Тот молча встал и, оставя на лавке свою скуфейку, вышел на крыльцо.
— А скажи, бабка, ничего ты за ним другого не примечала?
Старуха вдруг рассердилась:
— Чего вы привязались-то? Я ж вам говорю, что шел от Дымей, ну и идет. Дорога для всех.
— Чего вы ее спрашиваете? — насмешливо сказал мохрастый. — Они же заодно. Вместе и ходют.
Вернулся мальчишка.
— Правда, — сказал он.
Я было хотела отдохнуть — дрожали ноги после чертовой таратайки, но было что-то такое неладное и зловещее в этой полутемной конурке с тенями, с голосами, с непонятными словами. Что это за существо, которое тут сидело и потом так странно вышло? И говорят, что я умерла, и как будто не верят, что жива. Тяжело, как во сне.
— Ушел он, что ли? — спросил мохрастый.
— Ушла, — отвечал мальчишка. — Зашагала по дороге шибко. Прямо летит! Може и летит?
— Побудить бы отца Сафрония, — сказал кто-то.
— Пойтить к хлеву… — встал мохрастый.
Когда он встал — оказался на таких коротких ногах, словно на коленях. Мне стало тошно. Замутило.
— Мальчик, — попросила я. — Пойдемте со мной, вы подержите лошадь, пока я буду садиться.
— Иди, что ж тут, — сказал «попик рваный» и тоже поднялся с места.
Мы вышли к воротам.
— Что же вы не узнали меня? — спросила я попика. — Еще третьего дня проезжала.
Попик ничего не ответил и зашагал вперед.
— Мальчик, — спросила я. — А что это за человек, тот, с волосами?
Мальчишка осмотрелся по сторонам.
— Там, за воротами скажу.
— За воротами?
«Попик рваный» уже стоял у колодца с книжкой в руке и кланялся мне. Я положила на книжку свой дар.
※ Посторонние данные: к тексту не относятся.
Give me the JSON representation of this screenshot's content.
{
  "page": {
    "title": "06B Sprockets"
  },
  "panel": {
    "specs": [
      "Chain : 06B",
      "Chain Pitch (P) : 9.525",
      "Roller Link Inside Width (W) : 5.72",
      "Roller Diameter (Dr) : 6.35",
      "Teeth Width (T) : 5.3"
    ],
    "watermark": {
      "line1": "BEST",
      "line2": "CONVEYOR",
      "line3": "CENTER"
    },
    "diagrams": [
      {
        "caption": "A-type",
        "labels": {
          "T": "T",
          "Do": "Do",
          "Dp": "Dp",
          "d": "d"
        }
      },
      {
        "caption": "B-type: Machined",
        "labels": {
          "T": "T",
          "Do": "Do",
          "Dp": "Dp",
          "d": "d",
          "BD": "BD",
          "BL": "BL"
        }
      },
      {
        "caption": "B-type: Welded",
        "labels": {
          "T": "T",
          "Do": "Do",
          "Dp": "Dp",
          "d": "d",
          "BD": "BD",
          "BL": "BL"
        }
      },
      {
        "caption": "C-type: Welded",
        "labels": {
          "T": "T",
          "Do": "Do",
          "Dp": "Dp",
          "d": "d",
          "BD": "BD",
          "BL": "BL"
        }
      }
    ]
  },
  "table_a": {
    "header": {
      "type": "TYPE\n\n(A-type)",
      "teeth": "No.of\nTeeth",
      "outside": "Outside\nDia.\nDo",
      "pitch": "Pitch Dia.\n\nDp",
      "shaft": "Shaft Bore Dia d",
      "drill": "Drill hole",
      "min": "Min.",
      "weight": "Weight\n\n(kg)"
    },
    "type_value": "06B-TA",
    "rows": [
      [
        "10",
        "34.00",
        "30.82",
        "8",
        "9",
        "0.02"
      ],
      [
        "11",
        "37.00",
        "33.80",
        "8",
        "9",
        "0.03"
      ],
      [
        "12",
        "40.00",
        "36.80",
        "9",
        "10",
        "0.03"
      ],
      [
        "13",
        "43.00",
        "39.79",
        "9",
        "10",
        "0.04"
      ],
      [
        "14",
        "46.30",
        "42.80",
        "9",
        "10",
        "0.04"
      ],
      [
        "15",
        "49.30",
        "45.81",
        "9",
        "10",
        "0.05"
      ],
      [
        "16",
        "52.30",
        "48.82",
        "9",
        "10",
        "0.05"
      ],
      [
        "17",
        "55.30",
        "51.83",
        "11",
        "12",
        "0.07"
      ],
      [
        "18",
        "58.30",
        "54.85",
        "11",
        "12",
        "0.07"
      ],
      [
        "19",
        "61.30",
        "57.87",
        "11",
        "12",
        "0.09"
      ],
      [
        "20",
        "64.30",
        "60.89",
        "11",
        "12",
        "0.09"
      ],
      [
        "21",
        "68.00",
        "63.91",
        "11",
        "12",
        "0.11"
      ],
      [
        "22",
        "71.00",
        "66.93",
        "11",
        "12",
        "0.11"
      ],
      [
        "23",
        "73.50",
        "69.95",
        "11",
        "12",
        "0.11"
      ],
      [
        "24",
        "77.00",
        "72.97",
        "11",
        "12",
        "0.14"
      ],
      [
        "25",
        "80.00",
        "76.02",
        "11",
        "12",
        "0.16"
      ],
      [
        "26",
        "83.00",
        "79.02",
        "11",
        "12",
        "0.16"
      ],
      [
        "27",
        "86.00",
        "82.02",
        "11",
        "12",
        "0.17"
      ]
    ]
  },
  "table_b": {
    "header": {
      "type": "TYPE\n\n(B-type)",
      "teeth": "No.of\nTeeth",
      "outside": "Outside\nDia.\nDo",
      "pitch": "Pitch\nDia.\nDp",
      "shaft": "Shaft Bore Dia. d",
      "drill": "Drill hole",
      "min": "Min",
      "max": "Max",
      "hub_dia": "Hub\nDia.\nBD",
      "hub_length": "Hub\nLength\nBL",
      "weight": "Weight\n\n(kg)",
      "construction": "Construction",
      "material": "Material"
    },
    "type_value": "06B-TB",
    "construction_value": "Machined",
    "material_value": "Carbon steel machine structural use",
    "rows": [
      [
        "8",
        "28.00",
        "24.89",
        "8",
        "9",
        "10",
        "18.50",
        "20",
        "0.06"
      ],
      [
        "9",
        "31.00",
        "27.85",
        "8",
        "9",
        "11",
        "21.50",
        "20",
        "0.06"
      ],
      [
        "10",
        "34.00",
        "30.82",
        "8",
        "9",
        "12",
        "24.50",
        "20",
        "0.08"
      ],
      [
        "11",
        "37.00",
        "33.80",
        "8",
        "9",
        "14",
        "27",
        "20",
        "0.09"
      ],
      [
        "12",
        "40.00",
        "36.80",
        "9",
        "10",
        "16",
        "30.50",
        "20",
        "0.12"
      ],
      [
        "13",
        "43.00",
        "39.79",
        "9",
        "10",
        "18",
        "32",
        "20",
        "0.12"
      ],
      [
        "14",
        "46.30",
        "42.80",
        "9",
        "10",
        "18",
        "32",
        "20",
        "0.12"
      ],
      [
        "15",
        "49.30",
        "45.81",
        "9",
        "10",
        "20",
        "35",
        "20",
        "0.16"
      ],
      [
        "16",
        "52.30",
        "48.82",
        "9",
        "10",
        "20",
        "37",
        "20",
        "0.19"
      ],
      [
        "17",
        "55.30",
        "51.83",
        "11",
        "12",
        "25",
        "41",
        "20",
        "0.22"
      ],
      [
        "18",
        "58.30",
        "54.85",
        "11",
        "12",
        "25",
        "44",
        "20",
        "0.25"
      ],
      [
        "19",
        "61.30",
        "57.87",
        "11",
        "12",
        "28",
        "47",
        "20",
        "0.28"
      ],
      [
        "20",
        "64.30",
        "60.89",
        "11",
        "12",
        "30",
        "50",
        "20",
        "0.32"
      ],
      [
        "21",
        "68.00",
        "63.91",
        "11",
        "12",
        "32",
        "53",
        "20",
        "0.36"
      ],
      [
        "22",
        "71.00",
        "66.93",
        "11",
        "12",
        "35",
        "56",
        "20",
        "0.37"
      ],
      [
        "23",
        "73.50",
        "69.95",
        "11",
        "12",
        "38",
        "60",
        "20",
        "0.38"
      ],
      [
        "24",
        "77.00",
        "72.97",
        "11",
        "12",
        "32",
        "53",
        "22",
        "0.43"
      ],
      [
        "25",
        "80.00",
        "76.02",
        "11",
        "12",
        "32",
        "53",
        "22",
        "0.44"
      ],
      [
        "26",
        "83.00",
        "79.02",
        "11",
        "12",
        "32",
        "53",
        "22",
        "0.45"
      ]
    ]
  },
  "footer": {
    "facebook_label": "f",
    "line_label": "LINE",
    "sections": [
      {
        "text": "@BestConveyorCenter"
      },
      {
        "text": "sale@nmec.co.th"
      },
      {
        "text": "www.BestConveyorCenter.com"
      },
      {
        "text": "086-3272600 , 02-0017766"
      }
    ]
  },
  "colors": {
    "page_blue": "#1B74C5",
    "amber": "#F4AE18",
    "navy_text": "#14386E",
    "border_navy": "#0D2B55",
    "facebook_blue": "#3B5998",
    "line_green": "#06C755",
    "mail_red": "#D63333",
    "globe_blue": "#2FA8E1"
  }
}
— Шу… шума, — зашептал мне мальчик.
— Что?
— Она, волосатая-то… Чума, коровья смерть. Она с той стороны и идет-то, с озер.
— Чума?..
Я повернула подушку. Села. Воронок рванул боком.
Сидеть было так скверно, и сразу заныли ноги.
Гудели проволоки, журчал щебень.
Дорога еще видна хорошо, а дальше, в поле, синяя мгла.
И вот опять я одна и чувствую, как боится лошадь.
Никто не откликнулся на мой зов там, в Горушке, и у монастыря никто меня не слышал, и говорят люди, что я умерла…
Гудят проволоки, воют. И как будто кричит кто-то…
Лошадь храпнула и шарахнулась в сторону. Я еле усидела.
Посреди дороги стояла «Коровья Чума», огромная, страшная, дикая. Ветер отмел вбок ее длинные волосы. Она махала руками и не то пела, не то кричала во весь дух, надрывным голосом:
Воронок прыгнул и понес к городу. Скоро загрохотал булыжник под колесами. Старый кучер ждал меня у ворот.
— Тихо… тихо. Чего ты? — говорил он, вытирая полой кафтана шею Воронка. — Волка почуял? Ишь дрожит. Либо оборотня? А? Оборотня?
— Федор, — говорю я. — Снимите меня. Мне нехорошо.